In a post-conflict situation, the newly elected government of Joseph Kabila has already made significant strides. Political and country risk is considerably lower, particularly following the departure of the main rebel leader, Jean-Pierre Bemba, to Portugal.
In Lubumbashi, heart of the cobalt and Copper Belt, the city is shaking off its war camouflage.
Cranes, shiny painted offices, warehouses and homes, road-repair crews and flowing vehicle traffic are evidence of this. Businesses and households are reaching out to suppliers of equipment, services and consumer goods.
As businessmen took on the heat, humidity and disrepair of Kinshasa, the discussions were of a rebirth of the economy. But this was not just a talk shop. These were serious, senior businessmen, taking time out of their hectic schedules for discussions they believed would add to the order books of their organisations. There were also cabinet ministers from the Congo - young, articulate and with economic and business savvy.

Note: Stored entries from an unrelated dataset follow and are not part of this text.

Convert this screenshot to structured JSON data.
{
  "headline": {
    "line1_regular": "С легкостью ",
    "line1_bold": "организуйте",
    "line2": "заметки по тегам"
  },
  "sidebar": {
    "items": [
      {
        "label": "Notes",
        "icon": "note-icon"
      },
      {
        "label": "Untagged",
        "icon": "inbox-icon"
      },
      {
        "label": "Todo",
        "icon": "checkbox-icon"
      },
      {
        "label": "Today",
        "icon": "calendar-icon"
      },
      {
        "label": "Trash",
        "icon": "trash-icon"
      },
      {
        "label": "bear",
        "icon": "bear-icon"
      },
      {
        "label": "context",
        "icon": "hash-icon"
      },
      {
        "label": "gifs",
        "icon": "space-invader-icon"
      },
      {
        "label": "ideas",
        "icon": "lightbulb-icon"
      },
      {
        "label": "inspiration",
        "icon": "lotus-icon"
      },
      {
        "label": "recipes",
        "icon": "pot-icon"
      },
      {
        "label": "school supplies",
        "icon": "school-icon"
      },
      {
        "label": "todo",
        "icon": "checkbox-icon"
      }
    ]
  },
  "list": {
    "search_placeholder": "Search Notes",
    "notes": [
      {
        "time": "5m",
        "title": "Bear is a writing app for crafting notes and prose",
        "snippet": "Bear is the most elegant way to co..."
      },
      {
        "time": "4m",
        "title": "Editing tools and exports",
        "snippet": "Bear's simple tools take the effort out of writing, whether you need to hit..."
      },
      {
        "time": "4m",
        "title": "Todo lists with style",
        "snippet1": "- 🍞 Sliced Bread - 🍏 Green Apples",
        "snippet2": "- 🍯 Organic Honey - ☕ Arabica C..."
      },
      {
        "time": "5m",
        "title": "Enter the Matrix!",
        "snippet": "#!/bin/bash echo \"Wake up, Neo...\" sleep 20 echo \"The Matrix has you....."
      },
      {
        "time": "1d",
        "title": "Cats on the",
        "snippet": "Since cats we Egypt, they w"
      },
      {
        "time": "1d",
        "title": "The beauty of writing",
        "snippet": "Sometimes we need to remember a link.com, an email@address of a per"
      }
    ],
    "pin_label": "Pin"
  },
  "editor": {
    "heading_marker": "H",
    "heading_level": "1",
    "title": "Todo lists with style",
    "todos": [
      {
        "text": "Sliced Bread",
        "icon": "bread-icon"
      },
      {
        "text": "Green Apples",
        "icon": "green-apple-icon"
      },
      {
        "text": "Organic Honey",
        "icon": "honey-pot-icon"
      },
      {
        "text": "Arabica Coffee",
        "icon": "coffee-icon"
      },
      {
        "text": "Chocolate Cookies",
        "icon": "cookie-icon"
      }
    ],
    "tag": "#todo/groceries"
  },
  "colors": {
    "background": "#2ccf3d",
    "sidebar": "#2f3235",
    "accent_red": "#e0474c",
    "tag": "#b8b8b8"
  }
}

Given the mineral richness and the part minerals play in the economy, the major discussions focused on the mining and energy sectors. The production of the Inga hydroelectric plant, the major electricity supply source, is erratic, and power distribution tenuous. However, $300 million has been made available to restore the output and distribution of Inga to its design capacity of 1120 megawatts.
There have also recently been concerns about government interference in the mining industry.
First, the government announced that all contracts related to mining exploration, concessions and activity were to be revisited. The government felt that many of these had loopholes that allowed mining and processing operations to minimise tax income from the mining sector.
Mining director-general Jean-Felix Mupande explained that contracts were under review only, in order to ensure that they conformed with all aspects of the Congolese law and the mining code. No changes were envisaged for exploration contracts, but the main concern was with the 60 or so partnerships entered into between state companies and foreign partners. Initial scrutiny had revealed that some of these had tax and legal loopholes that needed to be closed.
Then Moise Katumbi, the governor of Katanga province, banned the export of ore from the Congo, which caused a huge outcry among miners, and a lengthy backup of trucks at border posts. Again, Mupande explained that it was forbidden by the mining code to export raw ore, unless the ministry had given permission.
What does all this mean for business organisations and investors?
First, that business organisations such as ASCCI have an important role to play in boosting trade and investment in the region. While politicians should be creating an environment in which the free flow of goods, services and investments can take place, only businesses can bring this into being.
Second, that while the Congo is still a risky place to do business, it has improved dramatically. There are significant opportunities in retail, banking, transport, construction, and particularly in mining.
Finally, for investors, check out the mining counters of those companies active in the Congo, particularly the junior miners, where a significant upturn in activities in the Congo will have a major effect on their overall results.
Darryl Moss is GM, mining distribution, at Metso Minerals.